Я ответа на них не нашел. Из маминых «личных дел» мне удалось ознакомиться лишь с личным делом студентки университета. Я не смог найти документов о ее работе в Комакадемии. Что касается работы в «органах», то следователи УКГБ в 1955-56 гг. сами стремились ознакомиться с ее личным делом, рассылали запросы в соответствующие кадровые и архивные подразделения КГБ и МВД и отовсюду (как видно из архивного следственного дела) получили отказы: «Местонахождение личного дела неизвестно». Причем мне трудно себе представить, чтобы все это было сфабриковано. Тогда в чем же дело? В отделе кадров Ленинградского отделения издательства «Детская литература» (правопреемника отделений Детгиза и Детиздата) сказали, что документы за 1936-38 годы сохранились, но ни личного дела Лопухиной, ни приказов о ее приеме на работу и увольнении обнаружить не удалось; впрочем, был обнаружен график отпусков на 1938 год — и там фамилия Лопухиной есть. Документы о сотрудниках редакции «Ленинградской правды» хранятся в архиве Лениздата, но мамины тоже, как оказалось, не сохранились. Неужели все это — случайные совпадения?! Трудно в такое поверить!

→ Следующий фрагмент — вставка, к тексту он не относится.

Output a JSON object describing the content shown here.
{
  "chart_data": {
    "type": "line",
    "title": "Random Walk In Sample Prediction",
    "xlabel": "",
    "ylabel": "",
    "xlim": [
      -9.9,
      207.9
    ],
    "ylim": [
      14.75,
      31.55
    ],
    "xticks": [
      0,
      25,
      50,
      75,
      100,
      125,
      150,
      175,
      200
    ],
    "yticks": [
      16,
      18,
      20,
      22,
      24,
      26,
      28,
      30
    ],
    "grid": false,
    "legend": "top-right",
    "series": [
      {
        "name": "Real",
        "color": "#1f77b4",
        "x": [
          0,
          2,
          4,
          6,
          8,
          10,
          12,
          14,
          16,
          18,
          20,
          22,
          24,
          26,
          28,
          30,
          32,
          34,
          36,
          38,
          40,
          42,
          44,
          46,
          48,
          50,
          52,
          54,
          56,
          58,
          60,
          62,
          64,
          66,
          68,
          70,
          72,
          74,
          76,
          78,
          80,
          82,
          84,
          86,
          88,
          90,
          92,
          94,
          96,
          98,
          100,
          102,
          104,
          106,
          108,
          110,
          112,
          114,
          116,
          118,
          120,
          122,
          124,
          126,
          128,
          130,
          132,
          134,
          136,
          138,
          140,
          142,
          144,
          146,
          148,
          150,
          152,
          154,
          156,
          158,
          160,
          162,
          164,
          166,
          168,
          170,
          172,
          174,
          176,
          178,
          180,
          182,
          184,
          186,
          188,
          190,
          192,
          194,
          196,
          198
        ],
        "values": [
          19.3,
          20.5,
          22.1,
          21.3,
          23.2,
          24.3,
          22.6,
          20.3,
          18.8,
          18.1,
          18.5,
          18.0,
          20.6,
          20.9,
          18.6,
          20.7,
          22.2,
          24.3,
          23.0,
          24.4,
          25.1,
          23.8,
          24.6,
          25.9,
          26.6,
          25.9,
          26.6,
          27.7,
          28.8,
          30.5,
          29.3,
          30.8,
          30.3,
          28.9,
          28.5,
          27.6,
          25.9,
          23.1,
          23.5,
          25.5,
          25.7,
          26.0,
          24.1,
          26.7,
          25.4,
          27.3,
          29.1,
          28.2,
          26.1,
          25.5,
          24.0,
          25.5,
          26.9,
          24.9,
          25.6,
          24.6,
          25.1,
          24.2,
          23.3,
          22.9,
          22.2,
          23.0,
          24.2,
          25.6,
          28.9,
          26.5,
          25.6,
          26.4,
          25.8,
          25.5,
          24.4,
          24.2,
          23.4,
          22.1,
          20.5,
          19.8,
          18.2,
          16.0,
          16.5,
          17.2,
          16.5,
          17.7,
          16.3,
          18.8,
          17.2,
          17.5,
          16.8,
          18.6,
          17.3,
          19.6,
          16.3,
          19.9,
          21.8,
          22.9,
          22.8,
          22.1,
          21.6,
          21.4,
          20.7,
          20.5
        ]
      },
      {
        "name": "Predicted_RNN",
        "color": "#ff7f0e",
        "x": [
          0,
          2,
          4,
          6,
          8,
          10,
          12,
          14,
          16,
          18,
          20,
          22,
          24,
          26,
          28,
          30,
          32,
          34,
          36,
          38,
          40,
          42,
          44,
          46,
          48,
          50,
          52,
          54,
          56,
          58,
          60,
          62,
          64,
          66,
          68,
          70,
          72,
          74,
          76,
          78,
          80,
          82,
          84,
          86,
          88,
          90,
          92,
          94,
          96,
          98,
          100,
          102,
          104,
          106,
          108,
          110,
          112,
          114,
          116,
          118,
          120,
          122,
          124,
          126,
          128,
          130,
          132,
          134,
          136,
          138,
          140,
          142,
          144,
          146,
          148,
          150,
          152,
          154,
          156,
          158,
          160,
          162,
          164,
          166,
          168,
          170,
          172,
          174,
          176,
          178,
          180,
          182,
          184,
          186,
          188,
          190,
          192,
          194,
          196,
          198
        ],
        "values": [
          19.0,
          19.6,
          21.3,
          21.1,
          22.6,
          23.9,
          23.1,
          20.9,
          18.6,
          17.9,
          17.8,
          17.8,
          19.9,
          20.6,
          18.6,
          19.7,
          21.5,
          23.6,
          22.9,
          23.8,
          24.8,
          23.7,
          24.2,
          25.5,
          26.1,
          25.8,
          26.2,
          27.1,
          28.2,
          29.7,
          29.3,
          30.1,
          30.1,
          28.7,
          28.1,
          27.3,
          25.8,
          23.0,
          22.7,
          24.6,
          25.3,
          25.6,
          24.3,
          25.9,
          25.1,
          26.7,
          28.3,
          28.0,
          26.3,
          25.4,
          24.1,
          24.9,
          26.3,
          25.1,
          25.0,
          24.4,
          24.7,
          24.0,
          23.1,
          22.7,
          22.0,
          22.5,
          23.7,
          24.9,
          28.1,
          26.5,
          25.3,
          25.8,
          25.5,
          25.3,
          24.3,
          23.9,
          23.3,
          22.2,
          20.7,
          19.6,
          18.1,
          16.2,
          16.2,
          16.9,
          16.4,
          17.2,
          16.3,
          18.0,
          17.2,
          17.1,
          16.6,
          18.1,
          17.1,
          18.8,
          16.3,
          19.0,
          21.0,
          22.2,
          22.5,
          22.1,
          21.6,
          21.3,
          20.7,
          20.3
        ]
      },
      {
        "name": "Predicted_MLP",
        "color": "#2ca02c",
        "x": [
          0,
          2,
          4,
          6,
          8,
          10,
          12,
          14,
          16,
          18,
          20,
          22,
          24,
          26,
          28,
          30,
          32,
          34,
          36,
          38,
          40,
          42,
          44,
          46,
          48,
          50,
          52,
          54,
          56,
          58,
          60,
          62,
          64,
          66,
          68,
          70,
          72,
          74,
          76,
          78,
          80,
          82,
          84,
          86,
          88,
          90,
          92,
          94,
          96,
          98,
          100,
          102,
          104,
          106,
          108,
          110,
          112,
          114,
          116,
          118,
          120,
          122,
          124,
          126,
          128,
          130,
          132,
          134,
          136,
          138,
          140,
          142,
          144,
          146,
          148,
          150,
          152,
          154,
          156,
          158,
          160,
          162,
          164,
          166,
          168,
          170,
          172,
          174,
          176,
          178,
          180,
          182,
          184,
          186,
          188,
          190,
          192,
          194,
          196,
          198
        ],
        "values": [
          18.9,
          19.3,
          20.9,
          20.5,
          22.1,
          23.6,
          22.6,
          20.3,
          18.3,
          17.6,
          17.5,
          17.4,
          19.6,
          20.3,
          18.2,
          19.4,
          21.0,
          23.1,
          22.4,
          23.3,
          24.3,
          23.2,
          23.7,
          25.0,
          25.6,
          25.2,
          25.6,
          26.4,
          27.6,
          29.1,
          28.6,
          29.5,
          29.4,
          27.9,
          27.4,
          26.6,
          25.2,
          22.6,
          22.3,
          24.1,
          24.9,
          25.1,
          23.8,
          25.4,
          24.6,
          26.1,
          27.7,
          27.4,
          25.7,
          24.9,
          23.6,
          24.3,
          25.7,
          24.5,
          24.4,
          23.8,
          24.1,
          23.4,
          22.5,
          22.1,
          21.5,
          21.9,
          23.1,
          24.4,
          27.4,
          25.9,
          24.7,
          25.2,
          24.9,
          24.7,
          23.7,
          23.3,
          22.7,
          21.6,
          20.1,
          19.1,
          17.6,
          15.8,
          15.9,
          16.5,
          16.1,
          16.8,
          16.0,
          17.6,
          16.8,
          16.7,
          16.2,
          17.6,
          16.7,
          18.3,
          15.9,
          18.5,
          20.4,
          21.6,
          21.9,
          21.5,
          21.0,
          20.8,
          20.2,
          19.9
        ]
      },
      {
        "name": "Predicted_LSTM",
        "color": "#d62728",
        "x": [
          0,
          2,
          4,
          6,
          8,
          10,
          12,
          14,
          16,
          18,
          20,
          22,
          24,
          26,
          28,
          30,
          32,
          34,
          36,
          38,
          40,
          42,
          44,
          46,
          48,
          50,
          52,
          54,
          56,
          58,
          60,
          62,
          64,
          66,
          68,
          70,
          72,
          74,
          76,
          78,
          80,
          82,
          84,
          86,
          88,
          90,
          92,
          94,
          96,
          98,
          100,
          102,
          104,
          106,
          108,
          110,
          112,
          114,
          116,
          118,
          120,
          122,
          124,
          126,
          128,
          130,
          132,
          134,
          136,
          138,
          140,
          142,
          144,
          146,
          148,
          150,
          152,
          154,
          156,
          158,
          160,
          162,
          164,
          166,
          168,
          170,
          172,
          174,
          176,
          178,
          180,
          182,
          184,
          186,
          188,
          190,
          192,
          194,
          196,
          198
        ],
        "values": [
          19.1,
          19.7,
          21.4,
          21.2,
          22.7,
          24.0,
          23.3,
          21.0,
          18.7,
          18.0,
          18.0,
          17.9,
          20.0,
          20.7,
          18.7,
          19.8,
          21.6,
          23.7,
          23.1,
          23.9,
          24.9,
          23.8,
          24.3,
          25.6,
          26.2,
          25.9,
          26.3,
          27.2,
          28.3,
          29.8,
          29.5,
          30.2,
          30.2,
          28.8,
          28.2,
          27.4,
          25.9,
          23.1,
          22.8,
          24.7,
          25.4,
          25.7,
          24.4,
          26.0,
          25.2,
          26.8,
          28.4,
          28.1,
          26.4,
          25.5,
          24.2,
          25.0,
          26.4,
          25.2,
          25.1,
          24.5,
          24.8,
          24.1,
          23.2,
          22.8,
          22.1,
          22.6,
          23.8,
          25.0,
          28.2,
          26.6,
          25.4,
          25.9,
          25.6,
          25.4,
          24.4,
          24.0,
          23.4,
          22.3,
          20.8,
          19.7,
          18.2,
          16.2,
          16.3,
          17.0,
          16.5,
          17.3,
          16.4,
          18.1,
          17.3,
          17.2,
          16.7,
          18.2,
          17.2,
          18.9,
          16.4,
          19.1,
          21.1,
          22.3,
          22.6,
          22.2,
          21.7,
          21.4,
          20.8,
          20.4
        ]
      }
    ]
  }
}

1 «Розовая библиотека» (фр.).
2 «Большая книга для маленьких людей» (нем.).
3 Позволю себе подробнее аргументировать свою точку зрения. Для этого потребуется войти в некоторые юридические детали. Реформа 1947 года была осуществлена согласно постановлению СМ СССР и ЦК ВКП(б). Размер зарплаты не менялся, цены менялись незначительно, наличные деньги обменивались по соотношению 10 : 1, вклады в сберкассах пересчитывались по более льготному соотношению, обязательства граждан перед государством сохранялись в прежнем номинальном размере, а вот обязательства государства перед гражданами пересчитывались в соотношении 10 : 1. Оставим в стороне «экзотический» вопрос, соответствовало ли это постановление действовавшему в то время законодательству («сталинской» Конституции СССР, Конституции РСФСР и Гражданскому кодексу РСФСР). Но вытекает ли из этого постановления уменьшение размера компенсации в 10 раз? Ведь в постановлении идет речь об обязательствах государства, возникших до декабря 1947 года, обязательства же государства, сроки выплаты которых наступали после декабря 1947 года, включая зарплату, пенсии и др., сохранялись в прежнем номинальном размере. Финотдел рассуждал так: конфискация 1938 года, как выяснилось, была ошибочной, и, значит, обязательство по выплате компенсации как бы неявно существовало с 1938 года, то есть возникло до декабря 1947 года, а потому сумма компенсации должна быть уменьшена в 10 раз (видимо, так было написано в каких-то секретных нормативных актах). Мне представляется такое умозаключение совершенно нелогичным: прежде всего, до прекращения производства по уголовному делу и отмены постановления о конфискации не могло быть и речи ни о какой компенсации, то есть обязательство государства возникло не ранее декабря 1956 года, гораздо позже декабря 1947-го. Кроме того, отмена конфискации влечет по закону не выплату компенсации, а возврат в натуре конфискованного имущества, и только если выяснится, что имущество (или часть его) разыскать и вернуть невозможно, возникает обязательство государства по выплате компенсации (кстати, я встречал в газетах 1960-1970-х годов упоминание случаев, когда конфискованные уникальные вещи возвращались наследникам реабилитированных). А значит, обязательство выплаты денежной компенсации возникло лишь после констатации невозможности возврата имущества в натуре и потому никак не подпадает под постановление 1947 года в связи с реформой.